在人类思维中，文字和语言与经历相对应。^[17]但在大型语言模型的算法中，字词可以只会与训练资料中的其他字词和使用规律对应。^[18]^[19]^[4]因此，支持“随机鹦鹉”论的人认为大型语言模型不能真正理解语言。^[18]^[4]

支持者认为大型语言模型倾向于把虚假资讯当作事实（称为幻觉），正论证了这一点。^[17]大型语言模型有时会合成资讯，虽然能符合某些规律，但其实不切实际。^[18]^[19]^[17]由于大型语言模型无法区分真伪，支持者声称它们不能像语言一样，把字词和对世界的理解连接。^[18]^[17]此外，大型语言模型一般无法理解上下文，从而辨认复杂或有歧义的文法。^[18]^[19]例如，在萨巴等人的论文中：^[18]

The wet newspaper that fell down off the table is my favorite newspaper. But now that my favorite newspaper fired the editor I might not like reading it anymore.

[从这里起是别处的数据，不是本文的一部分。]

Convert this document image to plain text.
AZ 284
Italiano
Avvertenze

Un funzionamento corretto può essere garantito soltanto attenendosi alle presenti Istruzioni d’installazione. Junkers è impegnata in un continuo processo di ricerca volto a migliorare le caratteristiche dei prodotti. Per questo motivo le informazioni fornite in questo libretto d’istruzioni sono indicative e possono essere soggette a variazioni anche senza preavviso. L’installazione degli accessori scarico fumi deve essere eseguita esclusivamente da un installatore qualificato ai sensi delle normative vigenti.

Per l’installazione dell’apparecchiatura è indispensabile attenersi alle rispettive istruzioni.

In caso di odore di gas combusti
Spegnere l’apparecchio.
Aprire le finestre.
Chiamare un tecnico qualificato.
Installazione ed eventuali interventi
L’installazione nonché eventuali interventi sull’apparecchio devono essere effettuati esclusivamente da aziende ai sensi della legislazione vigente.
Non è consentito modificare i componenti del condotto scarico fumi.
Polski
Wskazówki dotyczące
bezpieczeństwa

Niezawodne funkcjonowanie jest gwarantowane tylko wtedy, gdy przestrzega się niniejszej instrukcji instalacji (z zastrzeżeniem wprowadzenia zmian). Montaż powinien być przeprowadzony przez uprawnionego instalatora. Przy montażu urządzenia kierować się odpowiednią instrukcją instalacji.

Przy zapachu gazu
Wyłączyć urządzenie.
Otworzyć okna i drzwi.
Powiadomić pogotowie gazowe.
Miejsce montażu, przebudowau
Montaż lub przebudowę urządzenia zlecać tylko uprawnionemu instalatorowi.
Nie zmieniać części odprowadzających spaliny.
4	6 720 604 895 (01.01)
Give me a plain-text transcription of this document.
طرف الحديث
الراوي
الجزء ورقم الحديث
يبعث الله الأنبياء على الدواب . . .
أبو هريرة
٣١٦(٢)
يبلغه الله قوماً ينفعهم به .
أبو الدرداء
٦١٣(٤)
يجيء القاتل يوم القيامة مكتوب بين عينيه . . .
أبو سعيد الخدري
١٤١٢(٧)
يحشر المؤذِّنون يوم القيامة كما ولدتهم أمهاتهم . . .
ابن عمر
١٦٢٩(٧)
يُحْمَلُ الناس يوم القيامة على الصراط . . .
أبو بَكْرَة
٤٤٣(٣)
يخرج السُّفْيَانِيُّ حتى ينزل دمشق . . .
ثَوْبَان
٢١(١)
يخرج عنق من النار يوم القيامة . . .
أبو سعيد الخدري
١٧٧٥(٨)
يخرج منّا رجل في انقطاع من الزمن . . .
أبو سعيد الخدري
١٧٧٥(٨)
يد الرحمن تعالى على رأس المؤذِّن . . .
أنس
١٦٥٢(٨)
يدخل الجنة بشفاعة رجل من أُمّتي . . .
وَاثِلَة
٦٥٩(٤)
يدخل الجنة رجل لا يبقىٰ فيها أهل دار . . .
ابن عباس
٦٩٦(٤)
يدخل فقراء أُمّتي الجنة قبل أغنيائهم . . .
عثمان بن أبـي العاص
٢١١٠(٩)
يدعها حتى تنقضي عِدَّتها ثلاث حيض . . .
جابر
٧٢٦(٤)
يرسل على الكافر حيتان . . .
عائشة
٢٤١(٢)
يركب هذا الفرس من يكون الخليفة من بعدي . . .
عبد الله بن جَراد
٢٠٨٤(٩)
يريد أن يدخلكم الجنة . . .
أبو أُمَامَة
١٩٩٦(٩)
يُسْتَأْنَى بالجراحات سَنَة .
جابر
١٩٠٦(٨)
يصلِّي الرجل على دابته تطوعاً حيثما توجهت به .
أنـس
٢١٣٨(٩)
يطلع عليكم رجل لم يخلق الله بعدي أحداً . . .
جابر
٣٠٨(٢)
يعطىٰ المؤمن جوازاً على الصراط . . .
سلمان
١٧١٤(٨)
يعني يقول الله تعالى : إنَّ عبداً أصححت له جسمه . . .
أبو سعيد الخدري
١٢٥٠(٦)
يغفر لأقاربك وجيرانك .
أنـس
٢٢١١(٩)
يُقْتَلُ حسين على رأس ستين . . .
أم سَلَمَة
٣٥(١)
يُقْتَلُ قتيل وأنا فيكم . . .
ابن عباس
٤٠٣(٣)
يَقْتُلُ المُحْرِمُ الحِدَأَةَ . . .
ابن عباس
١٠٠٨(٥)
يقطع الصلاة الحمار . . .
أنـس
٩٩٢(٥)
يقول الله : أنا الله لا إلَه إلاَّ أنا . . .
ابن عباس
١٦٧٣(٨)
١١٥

从桌上掉下的湿湿的报纸是我最喜欢的报纸。但我最喜欢的报社解雇了编辑，所以我可能不会再读了。

Can I replace 'my favorite newspaper' by 'the wet newspaper that fell down off the table' in the second sentence?

我可不可以把第二句的“my favorite newspaper”替换成“the wet newspaper that fell down off the table”？

大型语言模型回答说可以，但不明白“newspaper”在这两个语境中的意思不同：第一个是报纸，第二个是报社。^[18]一些AI专家由此认为它们仅仅是随机鹦鹉。^[18]^[17]^[4]

然而，也有论点认为大型语言模型不只是随机鹦鹉。它们能通过许多理解能力测验，包括超级通用语言理解评估（Super General Language Understanding Evaluation；SuperGLUE）。^[19]^[20]由于许多大型语言模型都能作出通顺回应，加上此类测验的支持，根据一份2022年的调查，51%的AI专家认为只要有足够数据，这些模型可以真正理解语言。^[19]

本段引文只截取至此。